So says a recent report by the National Resources Defense Council, which found that pay-TV set-top boxes and digital-video recorders are costing U.S. consumers about $3 billion a year in energy bills.
Why are DVRs and cable boxes so power hungry? Because most of them consume almost as much juice when they’re (supposedly) powered off as when they’re up and running, with a whopping $2 billion in annual U.S. energy costs blamed on “sleeping” cable and satellite set-top boxes that are grinding away even while we’re not watching, according to the NRDC.
Indeed, the “typical” pay-TV home setup—one high-definition DVR, plus a regular HD cable box (for, say, the bedroom)—gobbles up 446 kilowatt hours a year, compared to just 415 kilowatt hours for a 21 cubic-foot, Energy Star-compliant refrigerator.
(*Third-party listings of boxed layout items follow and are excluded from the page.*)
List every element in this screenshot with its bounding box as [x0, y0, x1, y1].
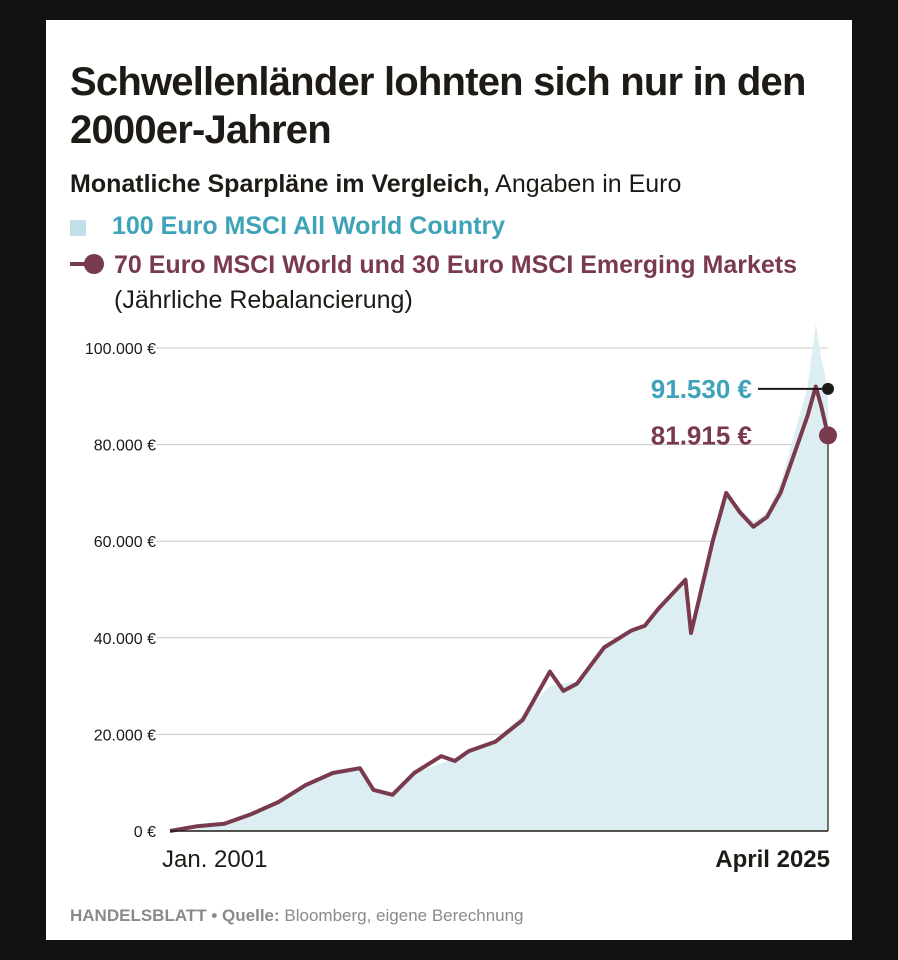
legend-series1: 100 Euro MSCI All World Country — [112, 212, 506, 240]
source-text: Bloomberg, eigene Berechnung — [279, 906, 524, 925]
chart-title: Schwellenländer lohnten sich nur in den … — [70, 60, 806, 152]
publisher-name: HANDELSBLATT — [70, 906, 207, 925]
x-label-start: Jan. 2001 — [162, 846, 267, 873]
end-label-all-world: 91.530 € — [651, 374, 752, 404]
legend-series2-plain: (Jährliche Rebalancierung) — [114, 286, 413, 314]
line-chart: 0 € 20.000 € 40.000 € 60.000 € 80.000 € 100.0… — [85, 323, 837, 873]
subtitle-plain: Angaben in Euro — [489, 170, 682, 198]
legend-dot-swatch — [84, 254, 104, 274]
y-tick-label: 80.000 € — [94, 438, 156, 455]
y-tick-label: 20.000 € — [94, 727, 156, 744]
end-label-world-em: 81.915 € — [651, 420, 752, 450]
footer-separator: • — [211, 906, 218, 925]
chart-card: Schwellenländer lohnten sich nur in den … — [46, 20, 852, 940]
footer: HANDELSBLATT • Quelle: Bloomberg, eigene… — [70, 906, 524, 926]
legend-area-swatch — [70, 220, 86, 236]
y-tick-labels: 0 € 20.000 € 40.000 € 60.000 € 80.000 € 100.0… — [85, 341, 156, 841]
end-dot-all-world — [822, 382, 834, 395]
area-series-all-world — [170, 323, 828, 831]
chart-subtitle: Monatliche Sparpläne im Vergleich, Angab… — [70, 170, 681, 199]
legend-series2: 70 Euro MSCI World und 30 Euro MSCI Emer… — [114, 248, 814, 318]
line-series-world-em — [169, 384, 830, 833]
y-tick-label: 40.000 € — [94, 631, 156, 648]
legend-series2-bold: 70 Euro MSCI World und 30 Euro MSCI Emer… — [114, 251, 797, 279]
y-tick-label: 0 € — [134, 824, 156, 841]
source-label: Quelle: — [222, 906, 280, 925]
x-label-end: April 2025 — [715, 846, 830, 873]
subtitle-bold: Monatliche Sparpläne im Vergleich, — [70, 170, 490, 198]
y-tick-label: 100.000 € — [85, 341, 156, 358]
y-tick-label: 60.000 € — [94, 534, 156, 551]
end-dot-world-em — [819, 426, 837, 445]
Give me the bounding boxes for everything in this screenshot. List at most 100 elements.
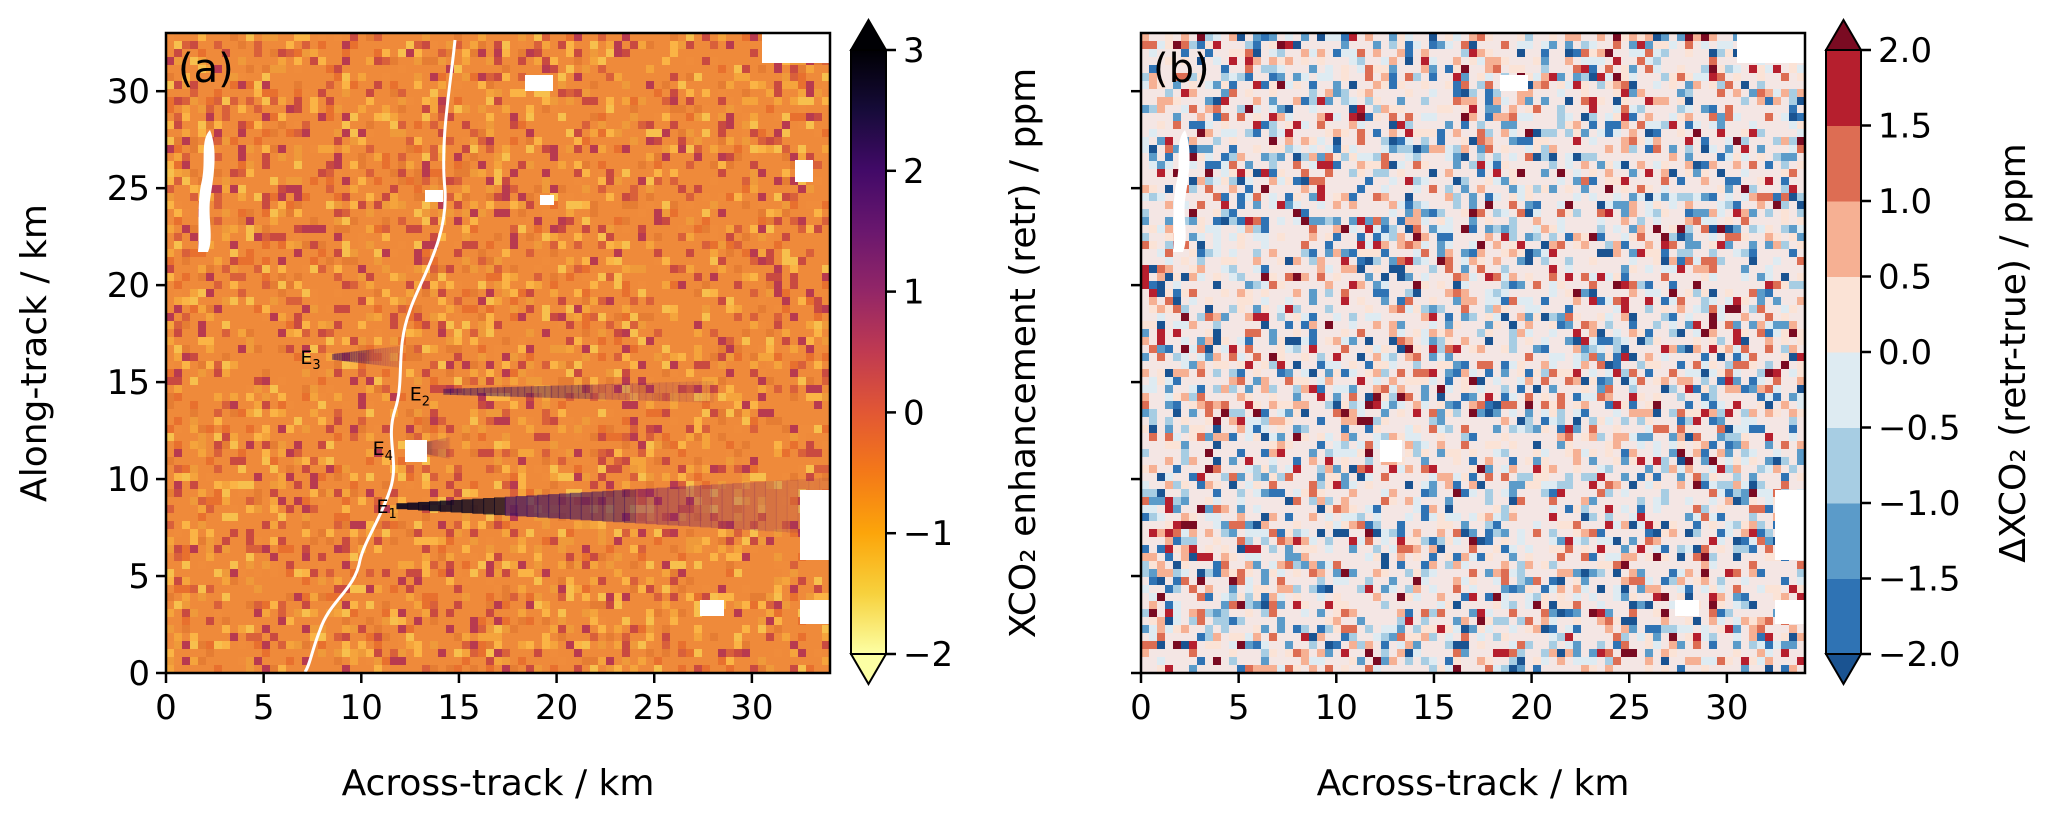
heatmap-cell xyxy=(1237,233,1245,241)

So, what’s the best way to keep your cable box from running up your electric bill? Unfortunately, there’s not much that we can do as ordinary consumers, given that DVRs and cable boxes draw so much power even in their so-called “sleep” modes. (Yes, you could always just unplug your DVR before going to bed, but that means your favorite late-night shows won’t get recorded.)
Instead, the onus is on pay-TV carriers and equipment manufactures to build more energy-efficient devices—ones that meet the latest Energy Star specifications and feature true, low-power sleep modes that can “wake up” in a reasonable amount of time, the NRDC recommends.
Also good, according to the report: those new “multi-room” DVR setups that use only one main digital video recorder in the living room and smaller, “thin” (and thus low-power) boxes that stream video to the other TVs in your home.